On the Development of Graphene Based Photonic Devices
Manipulation of terahertz (THz) waves provides an avenue for exploration and technological advancement because of their capability to interface with biological systems, imaging, security, space exploration, and sensing, as well as enabling ultra-fast communications (1000x current speeds). Unfortunately, this part of the electromagnetic spectrum is susceptible to substantial loss through the atmosphere, sizable enough to make it unusable over long distances in communication. However, over short distances (such as within the human body or on a chip) or in atmosphere-free conditions (such as space), THz can be capable of delivering unprecedented responses. The last decade has seen a surge in THz research for these applications due to advances in sources, detectors, and nanofabrication. Miniaturizing such systems is of importance because of their capability to be introduced into bioelectronic and microelectronic systems. Graphene has been a material of interest since its experimental discovery in 2004  because of its exceptional electronic, mechanical, and electromagnetic properties . In addition, its compatibility with current CMOS (complementary metal oxide semiconductor) processes make it interesting to study using current semiconductor analysis techniques. Graphene’s strong interaction with infrared and THz radiation make it a great candidate material for systems that exploit these regions of the electromagnetic spectrum. Its atomic thickness makes it appealing for the next generation of small scale electronics and its biocompatibility opens new doors for researchers in various fields of bioengineering to utilize this 2D material in their systems.
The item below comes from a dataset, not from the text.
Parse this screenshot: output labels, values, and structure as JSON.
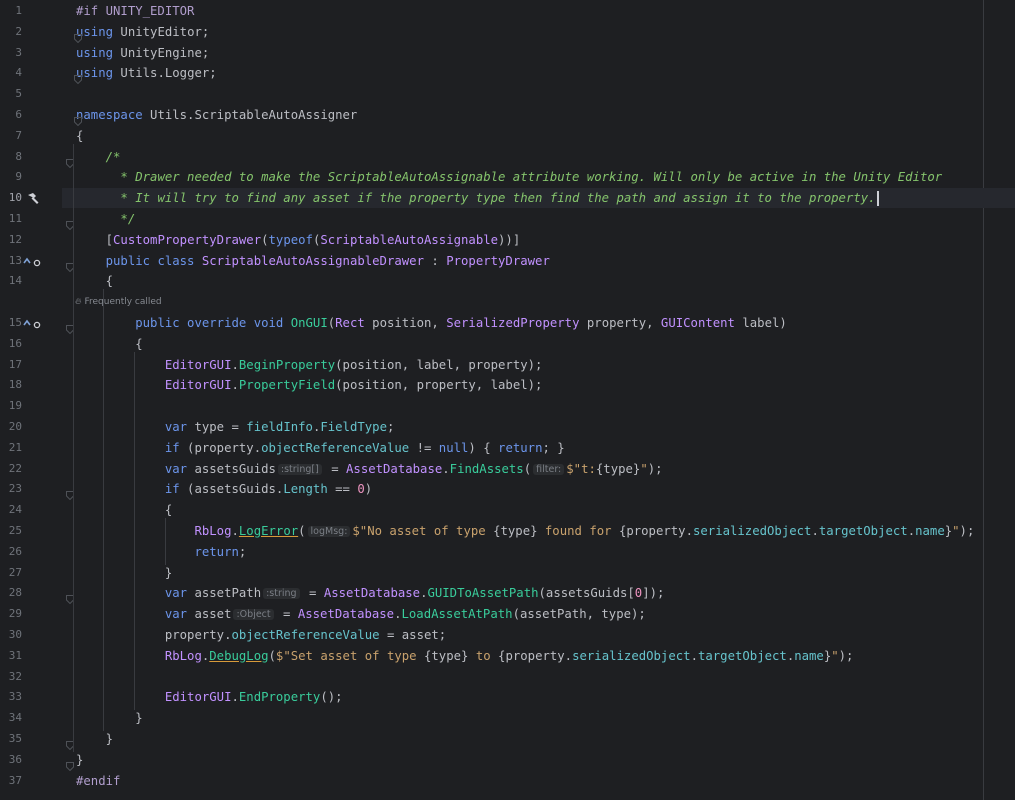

This thesis proposes and develops graphene-based devices that demonstrate state-of- the-art quality. These devices are then characterized electrically, optically, and at THz frequencies. Methodology to further test these devices is proposed and future capabilities as well as potential application are described. This thesis starts by introducing the state of the art of THz
and graphene technologies in Chapter 1. Chapter 2 introduces graphene’s interesting electronic properties. Chapter 3 reports the fabrication of graphene-based devices, and Chapter 4 evaluates the quality of such devices. Chapter 5 subsequently reports the device's response to infrared (IR) light, and explores the influence of light polarization & intensity coupled with electronic stimulation. Chapter 6 reports the THz response and a methodology for determining the Faraday rotation in the THz spectrum. Chapter 7 finalizes the thesis and proposes how all of these fields of study can be combined to develop and implement novel graphene based devices that interact with the electromagnetic spectrum in innovative ways that would enable future research and exciting applications.